1 Samuel 2:12

ESV Now the sons of Eli were worthless men. They did not know the Lord.
NIV Eli’s sons were scoundrels; they had no regard for the Lord.
NASB Now the sons of Eli were useless men; they did not know the Lord.
CSB Eli’s sons were wicked men; they did not respect the Lord
NLT Now the sons of Eli were scoundrels who had no respect for the Lord
KJV Now the sons of Eli were sons of Belial; they knew not the Lord.
NKJV Now the sons of Eli were corrupt; they did not know the Lord.

What does 1 Samuel 2:12 mean?

The rest of this chapter provides a contrast between the boy Samuel, the son of faithful Hannah and Elkanah, and the two sons of Eli, the priest of Israel at Shiloh. The previous verse (1 Samuel 2:11) described little Samuel as ministering to the Lord under Eli's supervision. Now the text declares that Eli's own sons, Hophni and Phinehas (1 Samuel 1:3), were "worthless men" (ESV) or "scoundrels" (NIV).

The Hebrew word translated "worthless," beliya'al, eventually became one of the Jewish names for Satan, often written today as "Belial." In the previous chapter, Hannah told Eli she was not drunk and asked him not to think of her as a "worthless woman" or "daughter of Beliya'al" (1 Samuel 1:16). Here, these two men are literally called "bēn beliya'al," literally sons of wickedness." They were destructive, wicked, and good for nothing.

That harsh statement about Eli's sons is amplified by the next statement: they did not know the Lord. How could this be? Hophni and Phinehas were the sons of the priest of Israel and served as priests themselves at the Lord's tabernacle. They clearly knew much "about" the Lord and the religion of Israel. Yet they did not know Him in the most important ways. First, their knowledge of the Lord had never reached the level of trusting, believing in, and relying on Him. They did not know the Lord as their God. Second, as will become clear, they did not know God in the sense of taking His commands to heart. They did not obey the law of Moses, even though they were responsible for leading the people of Israel in abiding by it.

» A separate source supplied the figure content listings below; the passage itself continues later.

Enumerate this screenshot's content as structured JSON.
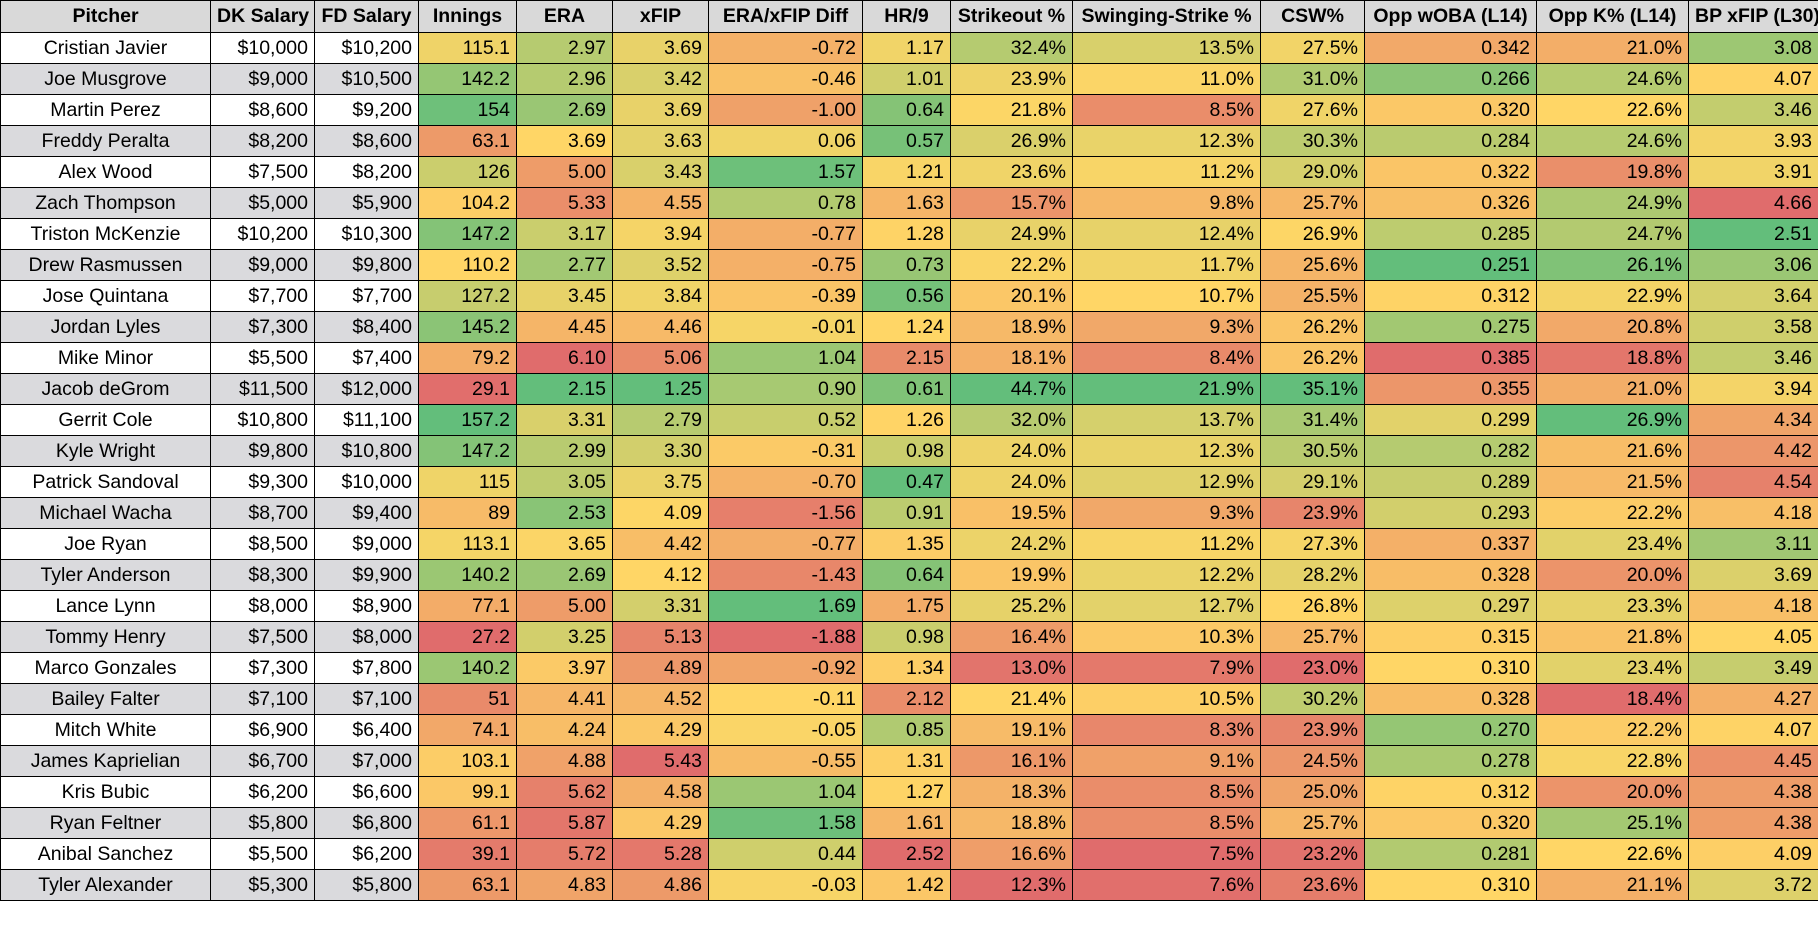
{
  "table": {
    "columns": [
      "Pitcher",
      "DK Salary",
      "FD Salary",
      "Innings",
      "ERA",
      "xFIP",
      "ERA/xFIP Diff",
      "HR/9",
      "Strikeout %",
      "Swinging-Strike %",
      "CSW%",
      "Opp wOBA (L14)",
      "Opp K% (L14)",
      "BP xFIP (L30)"
    ],
    "rows": [
      [
        "Cristian Javier",
        "$10,000",
        "$10,200",
        "115.1",
        "2.97",
        "3.69",
        "-0.72",
        "1.17",
        "32.4%",
        "13.5%",
        "27.5%",
        "0.342",
        "21.0%",
        "3.08"
      ],
      [
        "Joe Musgrove",
        "$9,000",
        "$10,500",
        "142.2",
        "2.96",
        "3.42",
        "-0.46",
        "1.01",
        "23.9%",
        "11.0%",
        "31.0%",
        "0.266",
        "24.6%",
        "4.07"
      ],
      [
        "Martin Perez",
        "$8,600",
        "$9,200",
        "154",
        "2.69",
        "3.69",
        "-1.00",
        "0.64",
        "21.8%",
        "8.5%",
        "27.6%",
        "0.320",
        "22.6%",
        "3.46"
      ],
      [
        "Freddy Peralta",
        "$8,200",
        "$8,600",
        "63.1",
        "3.69",
        "3.63",
        "0.06",
        "0.57",
        "26.9%",
        "12.3%",
        "30.3%",
        "0.284",
        "24.6%",
        "3.93"
      ],
      [
        "Alex Wood",
        "$7,500",
        "$8,200",
        "126",
        "5.00",
        "3.43",
        "1.57",
        "1.21",
        "23.6%",
        "11.2%",
        "29.0%",
        "0.322",
        "19.8%",
        "3.91"
      ],
      [
        "Zach Thompson",
        "$5,000",
        "$5,900",
        "104.2",
        "5.33",
        "4.55",
        "0.78",
        "1.63",
        "15.7%",
        "9.8%",
        "25.7%",
        "0.326",
        "24.9%",
        "4.66"
      ],
      [
        "Triston McKenzie",
        "$10,200",
        "$10,300",
        "147.2",
        "3.17",
        "3.94",
        "-0.77",
        "1.28",
        "24.9%",
        "12.4%",
        "26.9%",
        "0.285",
        "24.7%",
        "2.51"
      ],
      [
        "Drew Rasmussen",
        "$9,000",
        "$9,800",
        "110.2",
        "2.77",
        "3.52",
        "-0.75",
        "0.73",
        "22.2%",
        "11.7%",
        "25.6%",
        "0.251",
        "26.1%",
        "3.06"
      ],
      [
        "Jose Quintana",
        "$7,700",
        "$7,700",
        "127.2",
        "3.45",
        "3.84",
        "-0.39",
        "0.56",
        "20.1%",
        "10.7%",
        "25.5%",
        "0.312",
        "22.9%",
        "3.64"
      ],
      [
        "Jordan Lyles",
        "$7,300",
        "$8,400",
        "145.2",
        "4.45",
        "4.46",
        "-0.01",
        "1.24",
        "18.9%",
        "9.3%",
        "26.2%",
        "0.275",
        "20.8%",
        "3.58"
      ],
      [
        "Mike Minor",
        "$5,500",
        "$7,400",
        "79.2",
        "6.10",
        "5.06",
        "1.04",
        "2.15",
        "18.1%",
        "8.4%",
        "26.2%",
        "0.385",
        "18.8%",
        "3.46"
      ],
      [
        "Jacob deGrom",
        "$11,500",
        "$12,000",
        "29.1",
        "2.15",
        "1.25",
        "0.90",
        "0.61",
        "44.7%",
        "21.9%",
        "35.1%",
        "0.355",
        "21.0%",
        "3.94"
      ],
      [
        "Gerrit Cole",
        "$10,800",
        "$11,100",
        "157.2",
        "3.31",
        "2.79",
        "0.52",
        "1.26",
        "32.0%",
        "13.7%",
        "31.4%",
        "0.299",
        "26.9%",
        "4.34"
      ],
      [
        "Kyle Wright",
        "$9,800",
        "$10,800",
        "147.2",
        "2.99",
        "3.30",
        "-0.31",
        "0.98",
        "24.0%",
        "12.3%",
        "30.5%",
        "0.282",
        "21.6%",
        "4.42"
      ],
      [
        "Patrick Sandoval",
        "$9,300",
        "$10,000",
        "115",
        "3.05",
        "3.75",
        "-0.70",
        "0.47",
        "24.0%",
        "12.9%",
        "29.1%",
        "0.289",
        "21.5%",
        "4.54"
      ],
      [
        "Michael Wacha",
        "$8,700",
        "$9,400",
        "89",
        "2.53",
        "4.09",
        "-1.56",
        "0.91",
        "19.5%",
        "9.3%",
        "23.9%",
        "0.293",
        "22.2%",
        "4.18"
      ],
      [
        "Joe Ryan",
        "$8,500",
        "$9,000",
        "113.1",
        "3.65",
        "4.42",
        "-0.77",
        "1.35",
        "24.2%",
        "11.2%",
        "27.3%",
        "0.337",
        "23.4%",
        "3.11"
      ],
      [
        "Tyler Anderson",
        "$8,300",
        "$9,900",
        "140.2",
        "2.69",
        "4.12",
        "-1.43",
        "0.64",
        "19.9%",
        "12.2%",
        "28.2%",
        "0.328",
        "20.0%",
        "3.69"
      ],
      [
        "Lance Lynn",
        "$8,000",
        "$8,900",
        "77.1",
        "5.00",
        "3.31",
        "1.69",
        "1.75",
        "25.2%",
        "12.7%",
        "26.8%",
        "0.297",
        "23.3%",
        "4.18"
      ],
      [
        "Tommy Henry",
        "$7,500",
        "$8,000",
        "27.2",
        "3.25",
        "5.13",
        "-1.88",
        "0.98",
        "16.4%",
        "10.3%",
        "25.7%",
        "0.315",
        "21.8%",
        "4.05"
      ],
      [
        "Marco Gonzales",
        "$7,300",
        "$7,800",
        "140.2",
        "3.97",
        "4.89",
        "-0.92",
        "1.34",
        "13.0%",
        "7.9%",
        "23.0%",
        "0.310",
        "23.4%",
        "3.49"
      ],
      [
        "Bailey Falter",
        "$7,100",
        "$7,100",
        "51",
        "4.41",
        "4.52",
        "-0.11",
        "2.12",
        "21.4%",
        "10.5%",
        "30.2%",
        "0.328",
        "18.4%",
        "4.27"
      ],
      [
        "Mitch White",
        "$6,900",
        "$6,400",
        "74.1",
        "4.24",
        "4.29",
        "-0.05",
        "0.85",
        "19.1%",
        "8.3%",
        "23.9%",
        "0.270",
        "22.2%",
        "4.07"
      ],
      [
        "James Kaprielian",
        "$6,700",
        "$7,000",
        "103.1",
        "4.88",
        "5.43",
        "-0.55",
        "1.31",
        "16.1%",
        "9.1%",
        "24.5%",
        "0.278",
        "22.8%",
        "4.45"
      ],
      [
        "Kris Bubic",
        "$6,200",
        "$6,600",
        "99.1",
        "5.62",
        "4.58",
        "1.04",
        "1.27",
        "18.3%",
        "8.5%",
        "25.0%",
        "0.312",
        "20.0%",
        "4.38"
      ],
      [
        "Ryan Feltner",
        "$5,800",
        "$6,800",
        "61.1",
        "5.87",
        "4.29",
        "1.58",
        "1.61",
        "18.8%",
        "8.5%",
        "25.7%",
        "0.320",
        "25.1%",
        "4.38"
      ],
      [
        "Anibal Sanchez",
        "$5,500",
        "$6,200",
        "39.1",
        "5.72",
        "5.28",
        "0.44",
        "2.52",
        "16.6%",
        "7.5%",
        "23.2%",
        "0.281",
        "22.6%",
        "4.09"
      ],
      [
        "Tyler Alexander",
        "$5,300",
        "$5,800",
        "63.1",
        "4.83",
        "4.86",
        "-0.03",
        "1.42",
        "12.3%",
        "7.6%",
        "23.6%",
        "0.310",
        "21.1%",
        "3.72"
      ]
    ],
    "colors": {
      "header_bg": "#d9d9d9",
      "row_alt_bg": "#dadadd",
      "scale_good": "#63be7b",
      "scale_mid": "#ffd666",
      "scale_bad": "#e06c6c"
    }
  }
}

The pattern is as old as time. Whatever compromises are made by one generation in terms of their faithfulness to the Lord become an even greater indulgence in the generation to follow. The Lord will charge Eli with scorning His sacrifices and offerings, as well honoring his sons above God (1 Samuel 2:29). His sons followed in his footsteps to their own destruction.